Dalam sebuah episode podcast Kasih Solusi, Okta Wirawan Founder dari Almaz Ayam Goreng. Ia menyebut bahwa Almas bukan sekadar tempat makan, tapi juga bagian dari gerakan nilai. “Brand fried chicken ini saham 5 persennya buat Palestina. Selain itu, Almaz buka loker bagi yang terdampak PHK karena boikot,” ungkapnya.
Banyak pengunjung Almas mengaku datang bukan hanya untuk makan, tetapi juga menunjukkan dukungan terhadap nilai-nilai yang mereka anggap penting. Hal ini menandakan bahwa pengalaman makan kini telah berevolusi menjadi ekspresi nilai, pilihan identitas, bahkan bentuk perlawanan simbolik.
Di sisi lain, brand global seperti McD menghadapi tantangan besar. Meskipun mereka memiliki keunggulan teknis dan pengakuan merek yang kuat, tetapi jika mereka diasosiasikan dengan sikap yang bertentangan dengan moral publik, maka akan sulit mempertahankan loyalitas konsumen.
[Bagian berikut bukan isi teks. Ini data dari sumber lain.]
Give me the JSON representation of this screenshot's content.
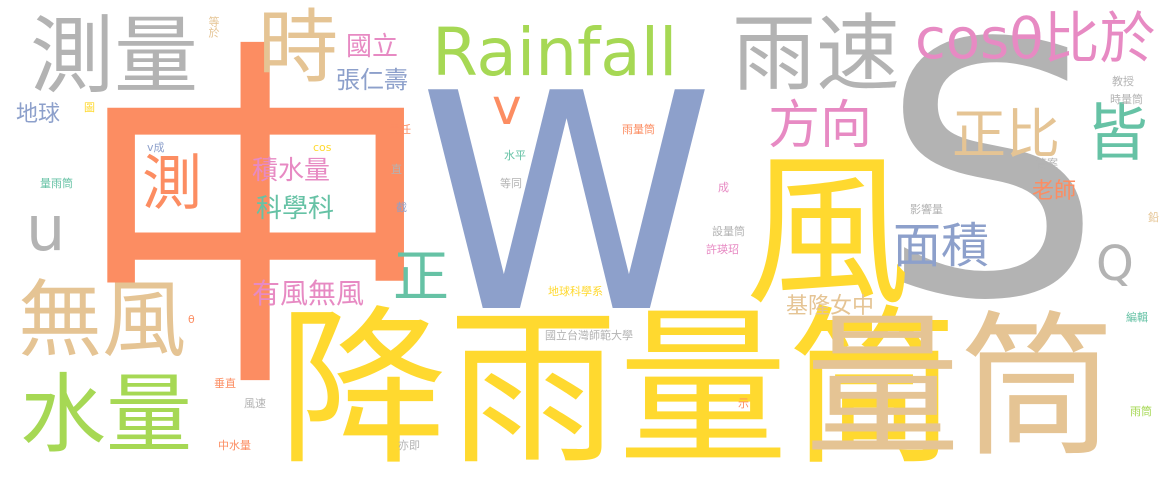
{
  "colors": {
    "orange": "#fc8d62",
    "blue": "#8da0cb",
    "gray": "#b3b3b3",
    "yellow": "#ffd92f",
    "tan": "#e5c494",
    "green": "#a6d854",
    "pink": "#e78ac3",
    "teal": "#66c2a5"
  },
  "words": {
    "zhong": "中",
    "W": "W",
    "S": "S",
    "jiangyu": "降雨量筒",
    "feng": "風",
    "liangtong": "量筒",
    "rainfall": "Rainfall",
    "yusu": "雨速",
    "celiang": "測量",
    "shi": "時",
    "cos_bi": "cosθ比於",
    "shuiliang": "水量",
    "wufeng": "無風",
    "u": "u",
    "Q": "Q",
    "ce": "測",
    "jie": "皆",
    "zhengbi": "正比",
    "fangxiang": "方向",
    "mianji": "面積",
    "zheng": "正",
    "youfeng": "有風無風",
    "jishui": "積水量",
    "kexue": "科學科",
    "guoli": "國立",
    "zhang": "張仁壽",
    "diqiu": "地球",
    "v": "v",
    "keelung": "基隆女中",
    "laoshi": "老師",
    "dengyu": "等於",
    "tu": "圖",
    "vcheng": "v成",
    "cos": "cos",
    "zeren": "責任",
    "zhi": "直",
    "jie2": "截",
    "yuliangtong": "雨量筒",
    "shuiping": "水平",
    "dengtong": "等同",
    "cheng": "成",
    "liangyutong": "量雨筒",
    "jiaoshou": "教授",
    "shiliangtong": "時量筒",
    "daan": "答案",
    "yingxiang": "影響量",
    "qian": "鉛",
    "sheliang": "設量筒",
    "xuying": "許瑛玿",
    "theta": "θ",
    "dqkx": "地球科學系",
    "ntnu": "國立台灣師範大學",
    "bianji": "編輯",
    "chuizhi": "垂直",
    "fengsu": "風速",
    "shi2": "示",
    "zhongshui": "中水量",
    "yiji": "亦即",
    "yutong": "雨筒"
  }
}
Fenomena ini menunjukkan bahwa perang dagang masa kini tidak hanya soal harga dan rasa, tetapi juga soal perang value. Masyarakat ingin merek yang tidak hanya enak dan nyaman, tetapi juga sejalan dengan nurani mereka.
Kini, pilihan konsumen bukan lagi sekadar soal “mana yang lebih enak”, tetapi juga “mana yang lebih benar”. Dan di tengah krisis kemanusiaan atau konflik Palestina, keputusan sederhana seperti memilih tempat makan bisa menjadi bentuk pernyataan sikap yang kuat.